L’article 234 du Code Civil dispose que s’il a acquis la conviction que chacun des époux a donné librement son accord, le juge prononce le divorce et statue sur ses conséquences. Le divorce sera alors prononcé pour acceptation du principe de la rupture du mariage, sans considération des faits à l’origine de celle-ci;

Selon l’article 1123 du NCPC, les époux peuvent accepter le principe de la rupture du mariage à tout moment de la procédure.

Mais, afin de s’assurer que le consentement de celui qui accepte être bien éclairé, l’acceptation ne peut être donnée que si chaque partie est assistée d’un avocat.

Si l’époux défendeur est assisté d’un avocat dès le début de la procédure, l’acceptation peut donc intervenir dès l’audience de conciliation. Dans ce cas, le juge dressera à l’audience un PV d’acceptation signé des parties et des avocats et qui sera annexé à l’Ordonnance de non conciliation. Dans ce cas la procédure ne pourra se poursuivre que sur le fondement du divorce accepté ou d’un consentement mutuel.

L’acceptation peut également être donnée après l’ONC. Dans ce cas, chaque époux signe une déclaration d’acceptation qui sera jointe à la procédure. Cette acceptation peut être donnée avant ou après la délivrance de l’assignation et même au cours de la mise en état.

Pour ma part , je préfère cette seconde solution sauf dans les cas où la décision de divorcer est acceptée de part et d’autre de longue date et où la question a pu être débattue entre les avocats et leurs clients.

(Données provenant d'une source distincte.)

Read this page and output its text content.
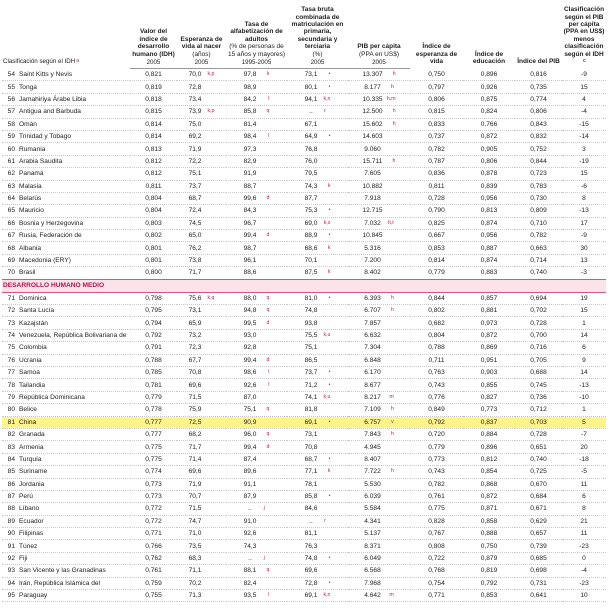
Clasificación según el IDH$^a$	Valor del índice de desarrollo humano (IDH)	Esperanza de vida al nacer
(años)	Tasa de alfabetización de adultos
(% de personas de 15 años y mayores)	Tasa bruta combinada de matriculación en primaria, secundaria y terciaria
(%)	PIB per cápita
(PPA en US$)	Índice de esperanza de vida	Índice de educación	Índice del PIB	Clasificación según el PIB per cápita (PPA en US$) menos clasificación según el IDH$^c$
	2005	2005	1995-2005	2005	2005				
54 Saint Kitts y Nevis	0,821	70,0 k,p	97,8 k	73,1 •	13.307 h	0,750	0,896	0,816	-9
55 Tonga	0,819	72,8	98,9	80,1 •	8.177 h	0,797	0,926	0,735	15
56 Jamahiriya Árabe Libia	0,818	73,4	84,2 l	94,1 k,n	10.335 h,m	0,806	0,875	0,774	4
57 Antigua and Barbuda	0,815	73,9 k,p	85,8 q	.. r	12.500 h	0,815	0,824	0,806	-4
58 Omán	0,814	75,0	81,4	67,1	15.602 h	0,833	0,766	0,843	-15
59 Trinidad y Tobago	0,814	69,2	98,4 l	64,9 •	14.603	0,737	0,872	0,832	-14
60 Rumania	0,813	71,9	97,3	76,8	9.060	0,782	0,905	0,752	3
61 Arabia Saudita	0,812	72,2	82,9	76,0	15.711 h	0,787	0,806	0,844	-19
62 Panamá	0,812	75,1	91,9	79,5	7.605	0,836	0,878	0,723	15
63 Malasia	0,811	73,7	88,7	74,3 k	10.882	0,811	0,839	0,783	-6
64 Belarús	0,804	68,7	99,6 d	87,7	7.918	0,728	0,956	0,730	8
65 Mauricio	0,804	72,4	84,3	75,3 •	12.715	0,790	0,813	0,809	-13
66 Bosnia y Herzegovina	0,803	74,5	96,7	69,0 k,s	7.032 h,t	0,825	0,874	0,710	17
67 Rusia, Federación de	0,802	65,0	99,4 d	88,9 •	10.845	0,667	0,956	0,782	-9
68 Albania	0,801	76,2	98,7	68,6 k	5.316	0,853	0,887	0,663	30
69 Macedonia (ERY)	0,801	73,8	96,1	70,1	7.200	0,814	0,874	0,714	13
70 Brasil	0,800	71,7	88,6	87,5 k	8.402	0,779	0,883	0,740	-3
DESARROLLO HUMANO MEDIO									
71 Dominica	0,798	75,6 k,q	88,0 q	81,0 •	6.393 h	0,844	0,857	0,694	19
72 Santa Lucía	0,795	73,1	94,8 q	74,8	6.707 h	0,802	0,881	0,702	15
73 Kazajstán	0,794	65,9	99,5 d	93,8	7.857	0,682	0,973	0,728	1
74 Venezuela, República Bolivariana de	0,792	73,2	93,0	75,5 k,u	6.632	0,804	0,872	0,700	14
75 Colombia	0,791	72,3	92,8	75,1	7.304	0,788	0,869	0,716	6
76 Ucrania	0,788	67,7	99,4 d	86,5	6.848	0,711	0,951	0,705	9
77 Samoa	0,785	70,8	98,6 l	73,7 •	6.170	0,763	0,903	0,688	14
78 Tailandia	0,781	69,6	92,6 l	71,2 •	8.677	0,743	0,855	0,745	-13
79 República Dominicana	0,779	71,5	87,0	74,1 k,u	8.217 m	0,776	0,827	0,736	-10
80 Belice	0,778	75,9	75,1 q	81,8	7.109 h	0,849	0,773	0,712	1
81 China	0,777	72,5	90,9	69,1 •	6.757 v	0,792	0,837	0,703	5
82 Granada	0,777	68,2	96,0 q	73,1	7.843 h	0,720	0,884	0,728	-7
83 Armenia	0,775	71,7	99,4 d	70,8	4.945	0,779	0,896	0,651	20
84 Turquía	0,775	71,4	87,4	68,7 •	8.407	0,773	0,812	0,740	-18
85 Suriname	0,774	69,6	89,6	77,1 k	7.722 h	0,743	0,854	0,725	-5
86 Jordania	0,773	71,9	91,1	78,1	5.530	0,782	0,868	0,670	11
87 Perú	0,773	70,7	87,9	85,8 •	6.039	0,761	0,872	0,684	6
88 Líbano	0,772	71,5	.. j	84,6	5.584	0,775	0,871	0,671	8
89 Ecuador	0,772	74,7	91,0	.. r	4.341	0,828	0,858	0,629	21
90 Filipinas	0,771	71,0	92,6	81,1	5.137	0,767	0,888	0,657	11
91 Túnez	0,766	73,5	74,3	76,3	8.371	0,808	0,750	0,739	-23
92 Fiji	0,762	68,3	.. j	74,8 •	6.049	0,722	0,879	0,685	0
93 San Vicente y las Granadinas	0,761	71,1	88,1 q	69,6	6.568	0,768	0,819	0,698	-4
94 Irán, República Islámica del	0,759	70,2	82,4	72,8 •	7.968	0,754	0,792	0,731	-23
95 Paraguay	0,755	71,3	93,5 l	69,1 k,n	4.642 m	0,771	0,853	0,641	10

Souvent, l’époux défendeur se trouve confronté à un divorce plus ou moins inattendu, il est en proie à des sentiments contradictoires . Il n’est pas celui qui a longuement mûri sa décision de divorcer et parfois le divorce « lui tombe dessus ». Dans ce cas , il est préférable de prendre le temps de la réflexion avant de donner une acceptation définitive. 

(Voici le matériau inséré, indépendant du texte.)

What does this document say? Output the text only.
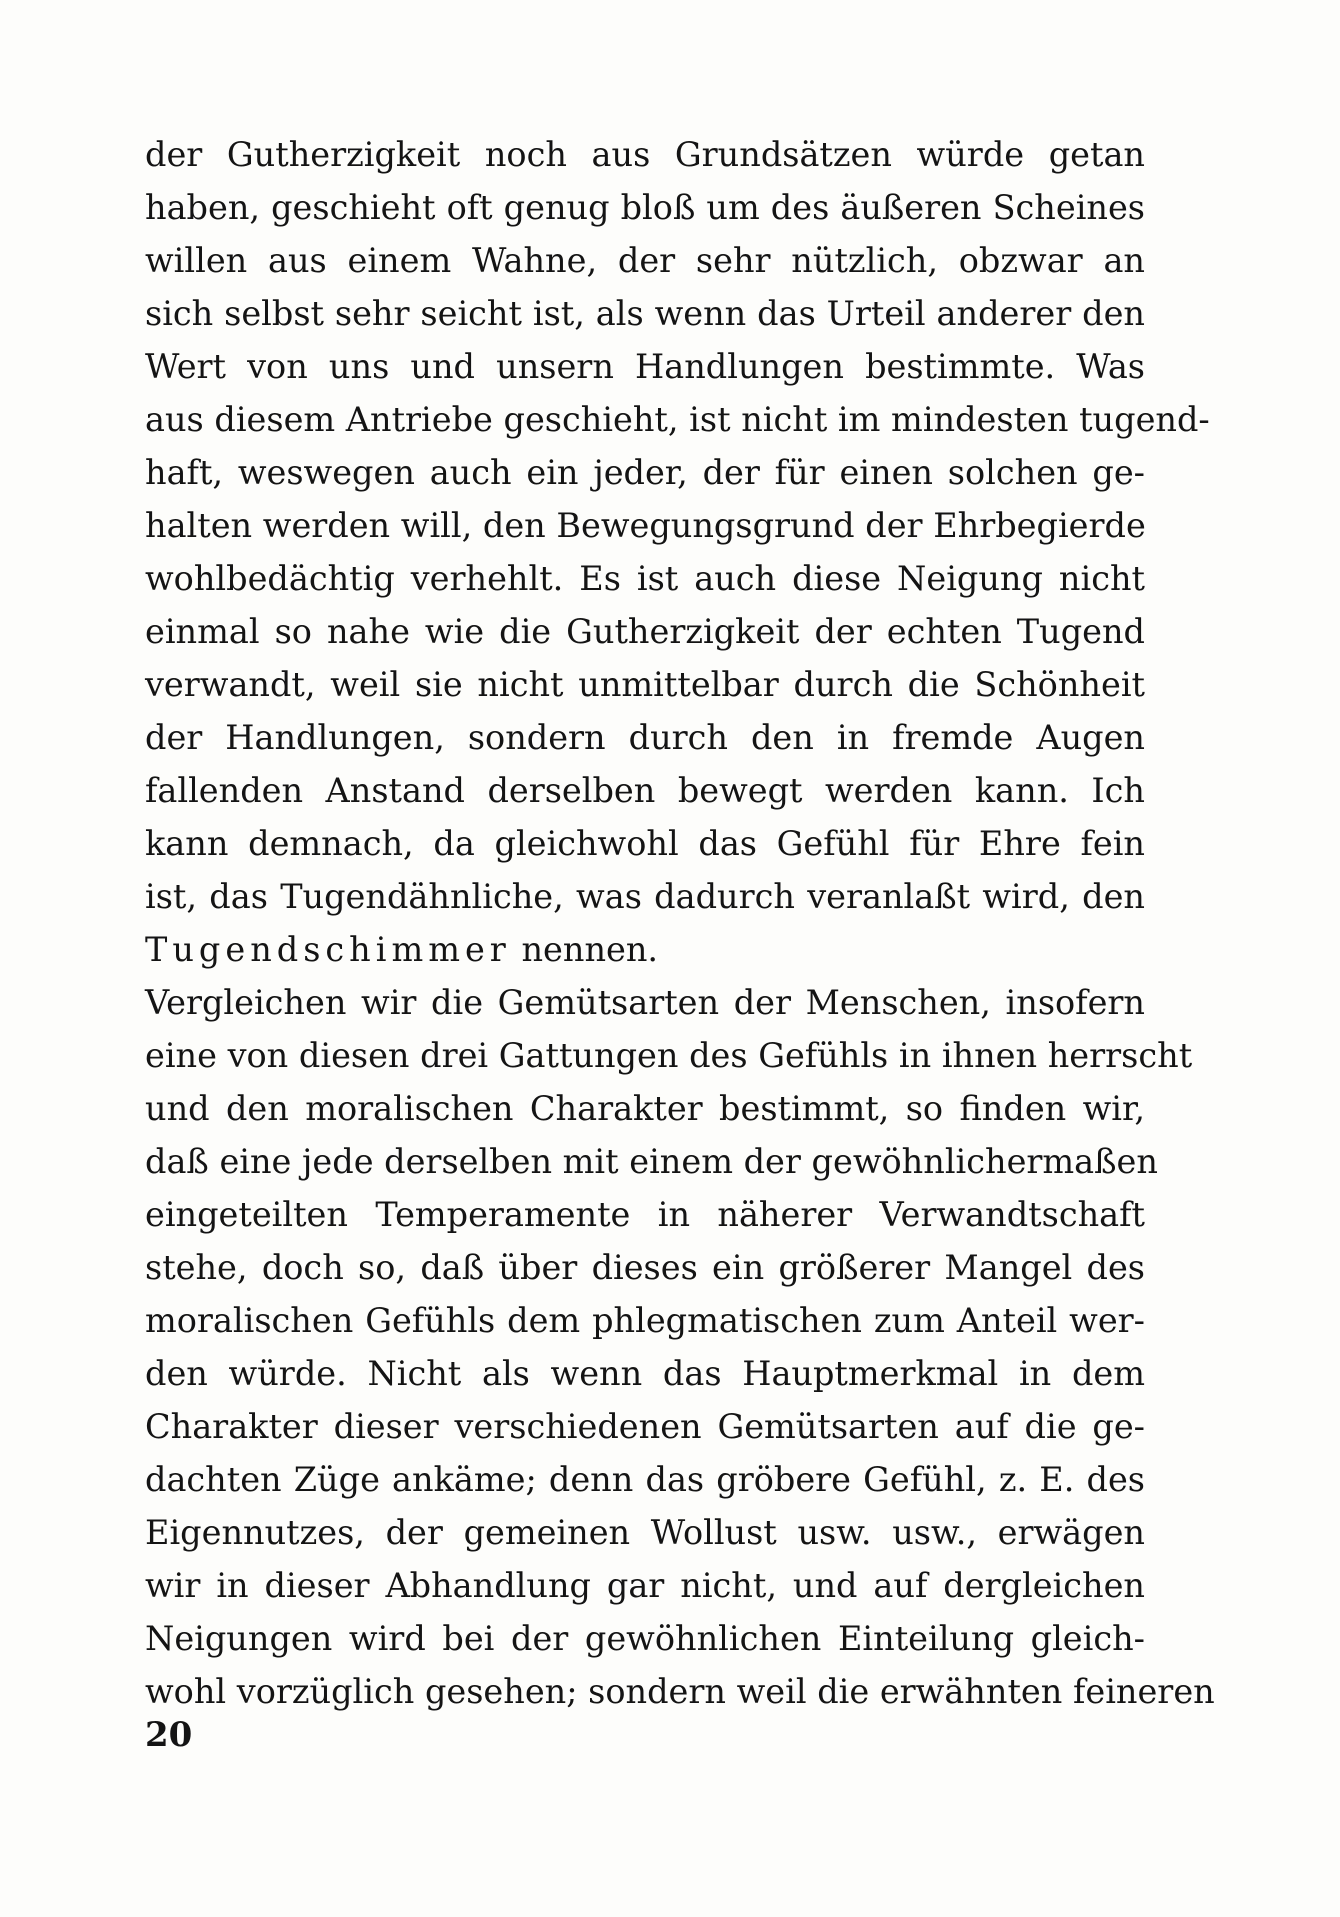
der Gutherzigkeit noch aus Grundsätzen würde getan
haben, geschieht oft genug bloß um des äußeren Scheines
willen aus einem Wahne, der sehr nützlich, obzwar an
sich selbst sehr seicht ist, als wenn das Urteil anderer den
Wert von uns und unsern Handlungen bestimmte. Was
aus diesem Antriebe geschieht, ist nicht im mindesten tugend-
haft, weswegen auch ein jeder, der für einen solchen ge-
halten werden will, den Bewegungsgrund der Ehrbegierde
wohlbedächtig verhehlt. Es ist auch diese Neigung nicht
einmal so nahe wie die Gutherzigkeit der echten Tugend
verwandt, weil sie nicht unmittelbar durch die Schönheit
der Handlungen, sondern durch den in fremde Augen
fallenden Anstand derselben bewegt werden kann. Ich
kann demnach, da gleichwohl das Gefühl für Ehre fein
ist, das Tugendähnliche, was dadurch veranlaßt wird, den
Tugendschimmer nennen.
Vergleichen wir die Gemütsarten der Menschen, insofern
eine von diesen drei Gattungen des Gefühls in ihnen herrscht
und den moralischen Charakter bestimmt, so finden wir,
daß eine jede derselben mit einem der gewöhnlichermaßen
eingeteilten Temperamente in näherer Verwandtschaft
stehe, doch so, daß über dieses ein größerer Mangel des
moralischen Gefühls dem phlegmatischen zum Anteil wer-
den würde. Nicht als wenn das Hauptmerkmal in dem
Charakter dieser verschiedenen Gemütsarten auf die ge-
dachten Züge ankäme; denn das gröbere Gefühl, z. E. des
Eigennutzes, der gemeinen Wollust usw. usw., erwägen
wir in dieser Abhandlung gar nicht, und auf dergleichen
Neigungen wird bei der gewöhnlichen Einteilung gleich-
wohl vorzüglich gesehen; sondern weil die erwähnten feineren
20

Divorce : durée des mesures provisoires adoptées lors de l’ONC

Lors de l’audience de conciliation , le juge va fixer les mesures provisoires qui vont régir la vie de la famille pendant la durée de la procédure. Ces mesures seront en application jusqu’à ce que le divorce devienne définitif. Dans les trois mois qui suivent l’ordonnance de non conciliation , seul le demandeur peut poursuivre la procédure en faisant délivrer l’assignation en divorce . Passé ce délai de trois mois, le défendeur peut également assigner. Aux termes de l’article 1113 du CPC , en cas de réconciliation des époux ou si l’instance n’a pas été introduite dans les trente mois du prononcé de l’ordonnance, toutes ses dispositions sont caduques, y compris l’autorisation d’introduire l’instance. Il faut être attentif à ce délai lorsque l’on souhaite délivrer l’assignation sur le fondement de l’altération définitive du lien conjugal. Seles articles 237 et 238 du Code civil , les époux doivent être séparés depuis deux ans lors de l’assignation en divorce. Si la séparation n’intervient que suite à l’ordonnance de non conciliation , le demandeur va donc attendre 24 mois avant d’assigner. Il ne lui reste alors que six mois pour ce faire. Une attention certaine s’impose, ce délai résiduel de six mois étant finalement assez bref.